The month of April brings about two things Americans love: baseball and warmer weather. It also features our least favorite day of the year—Tax Day. And the fact that we get an extra few days (April 17) to file doesn’t take the sting out of filling out those tax forms and lining up at the Post Office. However, the Tax Cuts and Jobs Act (TCJA) passed last year may do the trick, leaving wallets a little heavier at the end of the day.

Signed by President Donald Trump in late December, the TCJA was an historic piece of tax reform legislation that was long overdue. The last time Congress tackled the issue was in 1986. Over the ensuing three decades, the global economy evolved and while other economically developed countries adapted, the U.S. tax system remained mired in the past. A lackluster economy, taxpayers struggling under a burdensome tax code and American businesses finding themselves lagging behind their worldwide competitors were the resulting consequences.

The TCJA remedied that economic stagnation and aimed to simplify an overly complex tax code. The legislation not only lowered our obscenely-high corporate tax rate, but also put in place a tax system that allows Americans to keep more of their hard-earned money. That enabled families to save for their children’s education or their future retirement.

As taxpayers pick up their pens and calculators and sit down to fill out their IRS forms, they should bear in mind several of the bill’s provisions that will keep more money in their pockets than previous years:

· Most individual income rates, including the top marginal rate, were lowered
· The standard deductions for single filers, heads of household and joint filers were nearly doubled
· The Child Tax Credit was expanded from $1,000 to $2,000
· The mortgage deduction was preserved

House Ways and Means Committee Chairman Kevin Brady (R-Texas) put it best when he said, “This legislation will deliver real relief to hardworking families in my district and across the country who will be able to keep more of the money they earn. It will create more opportunities for workers to find that next new job, earn that long-overdue raise, and get ahead. And it will revitalize our economy so American businesses can once again compete and win anywhere in the world – but especially here at home.”

Indeed, the non-partisan Congressional Budget Office (CBO) appears to agree with Chairman Brady’s assessment of the TCJA. In its recently released “The Budget and Economic Outlook: 2018 to 2028” the CBO projected that the bill will boost the Gross Domestic Product (GDP) by an average of 0.7 percent and create 1.1 million jobs over the next decade.

There has already been an economic impact as companies announced they would be handing out bonuses to their workers within days of the president signing the bill. More than 4 million workers received bonuses and the unemployment rate remains steady at 4.1 percent with the economy adding 103,000 jobs last month.

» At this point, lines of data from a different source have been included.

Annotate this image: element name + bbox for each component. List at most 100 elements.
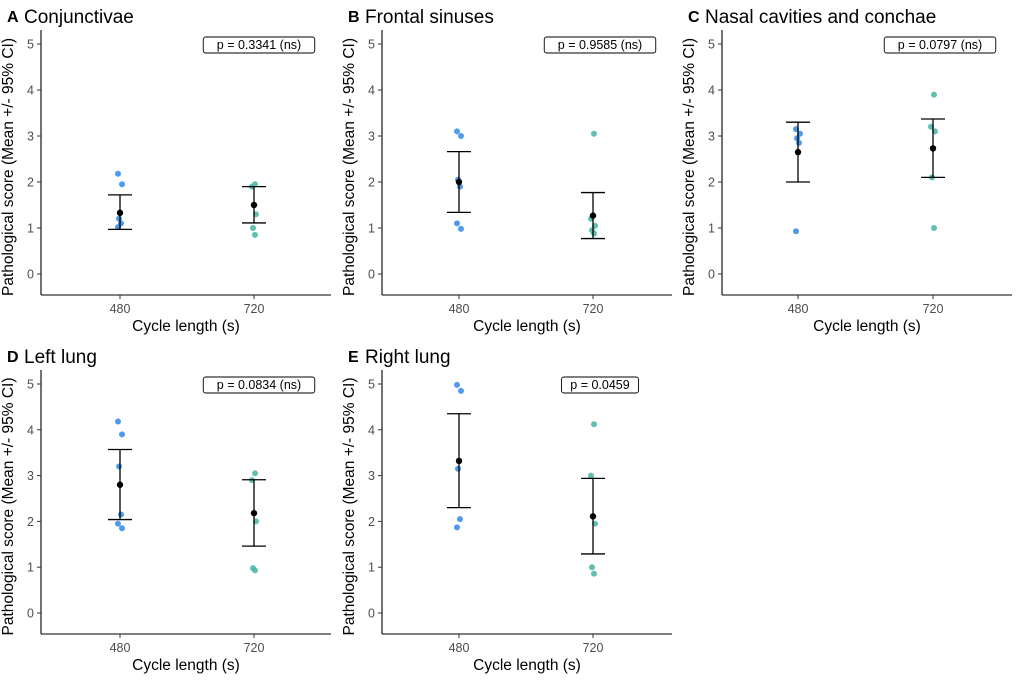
p-value-box — [543, 36, 657, 54]
x-tick-label: 720 — [923, 302, 944, 316]
y-tick-label: 4 — [368, 84, 375, 98]
mean-point — [589, 513, 597, 520]
x-axis-title: Cycle length (s) — [473, 657, 581, 674]
x-tick-label: 720 — [583, 302, 604, 316]
p-value-box — [561, 376, 639, 394]
y-tick-label: 5 — [708, 38, 715, 52]
y-tick-label: 0 — [27, 607, 34, 621]
data-point — [589, 564, 595, 571]
mean-point — [455, 457, 463, 465]
y-tick-label: 1 — [708, 222, 715, 236]
data-point — [116, 463, 122, 470]
y-axis-title: Pathological score (Mean +/- 95% CI) — [341, 38, 358, 296]
data-point — [115, 418, 121, 425]
y-tick-label: 5 — [368, 38, 375, 52]
data-point — [455, 465, 461, 472]
y-tick-label: 2 — [27, 176, 34, 190]
panel-title: Nasal cavities and conchae — [705, 7, 936, 28]
data-point — [591, 570, 597, 577]
data-point — [458, 133, 464, 139]
p-value-box — [883, 36, 997, 54]
p-value-label: p = 0.0459 — [570, 378, 629, 392]
y-tick-label: 5 — [368, 378, 375, 392]
y-tick-label: 4 — [708, 84, 715, 98]
mean-point — [929, 145, 937, 152]
panel-letter: C — [688, 9, 700, 26]
y-tick-label: 3 — [708, 130, 715, 144]
data-point — [252, 470, 258, 477]
panel-title: Left lung — [24, 347, 97, 368]
mean-point — [589, 212, 597, 219]
x-tick-label: 480 — [449, 641, 470, 655]
data-point — [250, 225, 256, 231]
panel-title: Right lung — [365, 347, 451, 368]
y-tick-label: 1 — [368, 561, 375, 575]
y-axis-title: Pathological score (Mean +/- 95% CI) — [341, 377, 358, 635]
data-point — [591, 421, 597, 428]
p-value-box — [202, 36, 316, 54]
y-tick-label: 2 — [27, 515, 34, 529]
data-point — [119, 431, 125, 438]
x-axis-title: Cycle length (s) — [132, 657, 240, 674]
mean-point — [116, 209, 124, 217]
data-point — [252, 231, 258, 238]
data-point — [793, 228, 799, 235]
data-point — [115, 170, 121, 177]
data-point — [591, 230, 597, 237]
y-tick-label: 4 — [27, 423, 34, 437]
x-axis-title: Cycle length (s) — [473, 318, 581, 335]
y-tick-label: 3 — [368, 130, 375, 144]
data-point — [252, 567, 258, 574]
y-tick-label: 1 — [368, 222, 375, 236]
data-point — [454, 524, 460, 531]
mean-point — [250, 201, 258, 209]
y-tick-label: 2 — [368, 176, 375, 190]
y-tick-label: 0 — [708, 268, 715, 282]
panel-letter: D — [7, 349, 19, 366]
y-tick-label: 4 — [368, 423, 375, 437]
y-tick-label: 1 — [27, 561, 34, 575]
data-point — [931, 91, 937, 98]
y-tick-label: 3 — [27, 130, 34, 144]
y-tick-label: 0 — [27, 268, 34, 282]
x-tick-label: 720 — [583, 641, 604, 655]
mean-point — [794, 148, 802, 156]
panel-title: Conjunctivae — [24, 7, 134, 28]
y-tick-label: 4 — [27, 84, 34, 98]
data-point — [458, 225, 464, 232]
y-tick-label: 3 — [368, 469, 375, 483]
panel-a: A Conjunctivae 0 1 2 3 4 5 480 720 Cycle length (s… — [0, 7, 331, 335]
panel-d: D Left lung 0 1 2 3 4 5 480 720 Cycle length (s) Pa… — [0, 347, 331, 674]
p-value-label: p = 0.0797 (ns) — [898, 38, 982, 52]
data-point — [588, 472, 594, 479]
y-axis-title: Pathological score (Mean +/- 95% CI) — [0, 377, 17, 635]
y-tick-label: 5 — [27, 38, 34, 52]
y-tick-label: 0 — [368, 268, 375, 282]
y-tick-label: 1 — [27, 222, 34, 236]
x-tick-label: 720 — [244, 641, 265, 655]
y-axis-title: Pathological score (Mean +/- 95% CI) — [681, 38, 698, 296]
y-tick-label: 5 — [27, 378, 34, 392]
x-tick-label: 480 — [449, 302, 470, 316]
panel-letter: B — [348, 9, 360, 26]
data-point — [454, 128, 460, 135]
panel-letter: E — [348, 349, 359, 366]
panel-letter: A — [7, 9, 19, 26]
y-tick-label: 2 — [708, 176, 715, 190]
mean-point — [455, 178, 463, 186]
data-point — [457, 516, 463, 523]
y-tick-label: 2 — [368, 515, 375, 529]
x-tick-label: 480 — [110, 641, 131, 655]
data-point — [458, 387, 464, 394]
data-point — [591, 130, 597, 137]
data-point — [454, 220, 460, 227]
panel-c: C Nasal cavities and conchae 0 1 2 3 4 5 480 720C… — [681, 7, 1012, 335]
mean-point — [116, 481, 124, 488]
data-point — [796, 139, 802, 146]
mean-point — [250, 509, 258, 517]
p-value-label: p = 0.3341 (ns) — [217, 38, 301, 52]
y-axis-title: Pathological score (Mean +/- 95% CI) — [0, 38, 17, 296]
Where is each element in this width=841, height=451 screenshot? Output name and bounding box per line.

It is clear that passing the TCJA energized the nation’s economy. Yet more work needs to be done on tax reform. Many of the TCJA’s provisions will expire in eight years, including the reduction in individual income tax rates. Fortunately, Chairman Brady has indicated that Republicans are looking to make those cuts permanent this year. Larry Kudlow, the new Director of the National Economic Council, appeared to concur stating, “”there may be more action” on taxes. As there should be and the sooner, the better.

Also to be included in the next phase of tax reform? Much-needed IRS reform. As Chairman Brady noted, “We think a new and improved tax code really demands a new and improved IRS.” This is welcome news to taxpayers and long past due for an agency that is no stranger to controversy.

Tax Day will certainly never be a day Americans look forward to on the calendar, but hopefully, moving forward it will be a little less painful and leave more money in their pockets.